Vie universitaire

En tamoul dans le texte

Des œuvres classiques comme Bonheur d’occasion et Les belles-sœurs ont été traduites à l’Université de Madras

Par : Pascale Guéricolas
Sur la page couverture de l’œuvre de Françoise Loranger Encore cinq minutes, c’est une femme vêtue d’un sari traditionnel qui quitte le foyer familial. Pourquoi ce vêtement pour un personnage censé incarner l’éveil des Québécoises dans les années 1960? Tout simplement parce que cette pièce de théâtre féministe a été traduite en tamoul. Plus de soixante millions de personnes dans le sud de l’Inde parlent cette langue régionale. Depuis quelques années, ces citoyens ont accès à des auteurs québécois, comme Marie-Claire Blais, Michel Tremblay, Denis Bélanger ou Gérard Bessette. Ces traductions, on les doit à une équipe réunie autour d’un passionné du Québec, M.K. Madanagobalane. Ce président de l’Association des professeurs de français de l’Inde était l’invité, la semaine dernière, de l’Observatoire de la traduction littéraire de l’Université Laval où il a prononcé une conférence.

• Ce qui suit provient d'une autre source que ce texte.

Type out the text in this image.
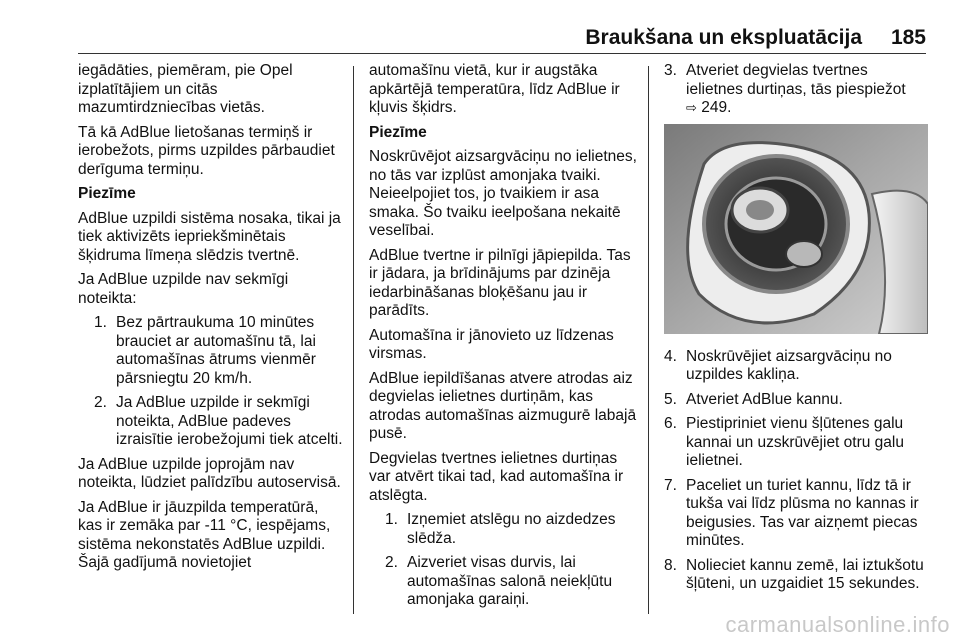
Braukšana un ekspluatācija 185

iegādāties, piemēram, pie Opel izplatītājiem un citās mazumtirdzniecības vietās.

Tā kā AdBlue lietošanas termiņš ir ierobežots, pirms uzpildes pārbaudiet derīguma termiņu.

Piezīme

AdBlue uzpildi sistēma nosaka, tikai ja tiek aktivizēts iepriekšminētais šķidruma līmeņa slēdzis tvertnē.

Ja AdBlue uzpilde nav sekmīgi noteikta:

1. Bez pārtraukuma 10 minūtes brauciet ar automašīnu tā, lai automašīnas ātrums vienmēr pārsniegtu 20 km/h.
2. Ja AdBlue uzpilde ir sekmīgi noteikta, AdBlue padeves izraisītie ierobežojumi tiek atcelti.

Ja AdBlue uzpilde joprojām nav noteikta, lūdziet palīdzību autoservisā.

Ja AdBlue ir jāuzpilda temperatūrā, kas ir zemāka par -11 °C, iespējams, sistēma nekonstatēs AdBlue uzpildi. Šajā gadījumā novietojiet

automašīnu vietā, kur ir augstāka apkārtējā temperatūra, līdz AdBlue ir kļuvis šķidrs.

Piezīme

Noskrūvējot aizsargvāciņu no ielietnes, no tās var izplūst amonjaka tvaiki. Neieelpojiet tos, jo tvaikiem ir asa smaka. Šo tvaiku ieelpošana nekaitē veselībai.

AdBlue tvertne ir pilnīgi jāpiepilda. Tas ir jādara, ja brīdinājums par dzinēja iedarbināšanas bloķēšanu jau ir parādīts.

Automašīna ir jānovieto uz līdzenas virsmas.

AdBlue iepildīšanas atvere atrodas aiz degvielas ielietnes durtiņām, kas atrodas automašīnas aizmugurē labajā pusē.

Degvielas tvertnes ielietnes durtiņas var atvērt tikai tad, kad automašīna ir atslēgta.

1. Izņemiet atslēgu no aizdedzes slēdža.
2. Aizveriet visas durvis, lai automašīnas salonā neiekļūtu amonjaka garaiņi.
3. Atveriet degvielas tvertnes ielietnes durtiņas, tās piespiežot
⇨ 249.
4. Noskrūvējiet aizsargvāciņu no uzpildes kakliņa.
5. Atveriet AdBlue kannu.
6. Piestipriniet vienu šļūtenes galu kannai un uzskrūvējiet otru galu ielietnei.
7. Paceliet un turiet kannu, līdz tā ir tukša vai līdz plūsma no kannas ir beigusies. Tas var aizņemt piecas minūtes.
8. Nolieciet kannu zemē, lai iztukšotu šļūteni, un uzgaidiet 15 sekundes.
carmanualsonline.info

L’ancien directeur du Centre d’études canadiennes de l’Université de Madras a raconté dans un premier temps comment la littérature québécoise avait réussi à se tailler une place au sein de plusieurs universités indiennes dans les années 1990. Plusieurs professeurs de français, par exemple, appréciaient le fait d’avoir accès à une littérature francophone différente de celle venant de France. Les questions de rivalité entre la ville et la campagne ou celle de la place des femmes dans la société intéressent aussi les lecteurs de cet immense pays où les rapports sociaux évoluent à la vitesse de la lumière. Voilà pourquoi l’équipe de M.K. Madanagobalane a travaillé sur Bonheur d’occasion ou Les belles-sœurs.

La traduction de ces ouvrages pose cependant des difficultés de traduction particulières. Comment, par exemple, rendre en tamoul le langage si particulier des colleuses de timbres de Michel Trembay? «Il a fallu que le traducteur utilise la façon de parler d’une population défavorisée d’une ville indienne pour donner une idée du joual, répond l’universitaire. Le manque de ponctuation dans la pièce Leçon d’anatomie de Larry Tremblay posait aussi problème.» La structure particulière de cette langue pousse également les traducteurs à déployer des trésors d’imagination. À la proposition subordonnée, les Tamouls préfèrent les adjectifs, ce qui rend le style un peu lourd si les propositions abondent dans un texte. Autre difficulté, le manque d’unité linguistique. La langue présente beaucoup de variations d’une région à l’autre, ce qui donne au traducteur a beaucoup de latitude pour faire ses choix.

Pour l’instant, les livres traduits sont distribués gratuitement dans certaines universités indiennes, car l’entente conclue avec les maisons d’édition québécoises sur les droits d’auteurs spécifie qu’ils ne peuvent être vendus. Après plusieurs ouvrages traduits dans les années 1990, le rythme a ensuite ralenti faute d’un soutien financier suffisant. Cette activité devrait cependant reprendre sous peu avec de nouveaux partenaires, assure M.K. Madanagobalane qui vient d’ailleurs de publier un ouvrage de référence en tamoul sur la littérature québécoise. Il souhaite s’attaquer bientôt avec son équipe à la traduction d’un recueil de nouvelles québécoises. Avis aux auteurs que cela pourrait intéresser.